A Voluntary Forum for Information Sharing Needed in California
The State of California, the California Public Utilities Commission (CPUC), and the California Independent System Operator (ISO) can play an important state-level role by developing a voluntary, confidential, and collaborative forum for information sharing.
It’s a smart way to collectively protect the grid that we all rely on.
What We’re Already Doing: Smarter Grids
Cybersecurity is an increasingly important factor in ensuring resiliency, reliability, and safety of the electricity system. Our utility, SCE, is already going beyond compliance by incorporating additional field-proven security technology into our grid, and actively engaging with government agencies to share information on threats and protection measures.
What We’re Already Doing: Simulations & Readiness Exercises
In November 2013, we participated in NERC’s GridEx grid security exercise. It was designed to measure the readiness of utilities and government agencies to respond to a cyber attack. Also participating were 125 other utilities, government agencies, and private companies from across the U.S. and Canada. The two-day exercise put us through a series of simulated exercises that mimic what could happen during an actual combined cyber and physical attack on the electric grid. Exercises like this help to assess current command, control, and communications plans, while training our personnel in more realistic situations, and identifying areas for improvement across agencies.

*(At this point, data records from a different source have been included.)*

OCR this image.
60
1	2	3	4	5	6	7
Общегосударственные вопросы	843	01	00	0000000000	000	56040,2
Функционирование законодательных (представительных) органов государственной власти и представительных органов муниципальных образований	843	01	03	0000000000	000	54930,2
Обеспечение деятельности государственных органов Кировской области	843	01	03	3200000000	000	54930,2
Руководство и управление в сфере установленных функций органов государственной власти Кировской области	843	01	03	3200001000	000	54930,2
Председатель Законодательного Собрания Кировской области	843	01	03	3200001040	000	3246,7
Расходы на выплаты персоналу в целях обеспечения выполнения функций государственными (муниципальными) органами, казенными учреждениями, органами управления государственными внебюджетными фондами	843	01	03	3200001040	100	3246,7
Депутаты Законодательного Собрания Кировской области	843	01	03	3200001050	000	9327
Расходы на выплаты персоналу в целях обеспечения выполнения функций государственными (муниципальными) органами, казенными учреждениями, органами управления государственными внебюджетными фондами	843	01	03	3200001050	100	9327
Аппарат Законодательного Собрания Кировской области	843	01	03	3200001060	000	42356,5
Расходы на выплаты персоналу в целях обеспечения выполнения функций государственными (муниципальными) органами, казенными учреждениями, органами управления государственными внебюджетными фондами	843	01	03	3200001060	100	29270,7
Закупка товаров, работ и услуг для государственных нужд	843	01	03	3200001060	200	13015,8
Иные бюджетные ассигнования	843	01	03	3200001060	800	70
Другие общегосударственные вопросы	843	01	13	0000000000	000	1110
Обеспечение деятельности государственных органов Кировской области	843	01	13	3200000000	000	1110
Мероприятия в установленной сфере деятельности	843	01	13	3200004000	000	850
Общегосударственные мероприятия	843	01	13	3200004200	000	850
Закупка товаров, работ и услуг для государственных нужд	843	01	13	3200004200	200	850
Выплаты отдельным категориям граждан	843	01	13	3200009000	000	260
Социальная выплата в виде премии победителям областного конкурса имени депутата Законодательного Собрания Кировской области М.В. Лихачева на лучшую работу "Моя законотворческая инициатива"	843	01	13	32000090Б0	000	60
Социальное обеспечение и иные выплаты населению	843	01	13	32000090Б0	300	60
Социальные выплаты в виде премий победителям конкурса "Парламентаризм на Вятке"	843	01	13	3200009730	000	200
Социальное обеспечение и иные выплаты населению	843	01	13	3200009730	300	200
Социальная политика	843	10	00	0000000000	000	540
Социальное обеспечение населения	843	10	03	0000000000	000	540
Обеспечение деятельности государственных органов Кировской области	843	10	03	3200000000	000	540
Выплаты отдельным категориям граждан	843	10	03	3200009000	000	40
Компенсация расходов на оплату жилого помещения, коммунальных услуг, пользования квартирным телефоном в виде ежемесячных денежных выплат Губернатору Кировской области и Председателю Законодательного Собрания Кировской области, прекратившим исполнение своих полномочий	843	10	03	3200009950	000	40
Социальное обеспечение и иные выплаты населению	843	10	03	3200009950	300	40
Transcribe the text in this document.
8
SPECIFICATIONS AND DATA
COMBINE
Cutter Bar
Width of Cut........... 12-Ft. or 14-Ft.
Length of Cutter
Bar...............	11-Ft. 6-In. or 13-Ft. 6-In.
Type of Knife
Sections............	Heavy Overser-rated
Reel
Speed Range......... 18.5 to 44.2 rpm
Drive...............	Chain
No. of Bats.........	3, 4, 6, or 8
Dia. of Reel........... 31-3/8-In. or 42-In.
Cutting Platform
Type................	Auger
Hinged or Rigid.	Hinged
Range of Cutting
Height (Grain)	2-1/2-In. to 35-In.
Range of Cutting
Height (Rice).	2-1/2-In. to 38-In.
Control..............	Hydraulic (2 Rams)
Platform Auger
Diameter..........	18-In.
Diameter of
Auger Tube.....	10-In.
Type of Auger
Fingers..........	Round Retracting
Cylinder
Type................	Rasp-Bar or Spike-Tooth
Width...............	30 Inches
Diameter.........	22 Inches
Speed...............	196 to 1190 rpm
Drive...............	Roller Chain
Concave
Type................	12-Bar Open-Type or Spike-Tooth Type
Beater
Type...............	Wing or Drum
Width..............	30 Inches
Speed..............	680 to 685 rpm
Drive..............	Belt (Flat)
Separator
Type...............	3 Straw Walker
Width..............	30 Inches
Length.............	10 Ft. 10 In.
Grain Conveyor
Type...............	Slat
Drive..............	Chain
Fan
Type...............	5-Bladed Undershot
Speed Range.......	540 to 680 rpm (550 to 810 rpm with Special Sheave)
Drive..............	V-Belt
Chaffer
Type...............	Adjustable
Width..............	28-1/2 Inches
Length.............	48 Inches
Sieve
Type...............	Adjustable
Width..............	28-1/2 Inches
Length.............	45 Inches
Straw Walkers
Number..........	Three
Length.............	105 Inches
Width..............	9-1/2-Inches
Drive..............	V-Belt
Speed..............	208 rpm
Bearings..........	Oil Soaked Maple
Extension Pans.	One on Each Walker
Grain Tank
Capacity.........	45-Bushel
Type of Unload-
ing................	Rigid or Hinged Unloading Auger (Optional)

We also routinely engage independent third-party information security experts to assess the cybersecurity posture of our utility’s networks and operations.
What We’re Already Doing: Pursuing Information-Sharing Strategies
At Edison, we're actively engaged with the Electricity Sector Information Sharing and Analysis Center (ES-ISAC), which in collaboration with the Department of Energy and the Electricity Sector Coordinating Council (ESCC), establishes situational awareness, incident management, and coordination and communication capabilities within the electricity sector through timely, reliable, and secure information exchange.
The ES-ISAC also serves as the primary security communications channel for electric utilities, and enhances our ability to recognize, prepare for, and respond to cyber and physical threats, vulnerabilities, and incidents across North America.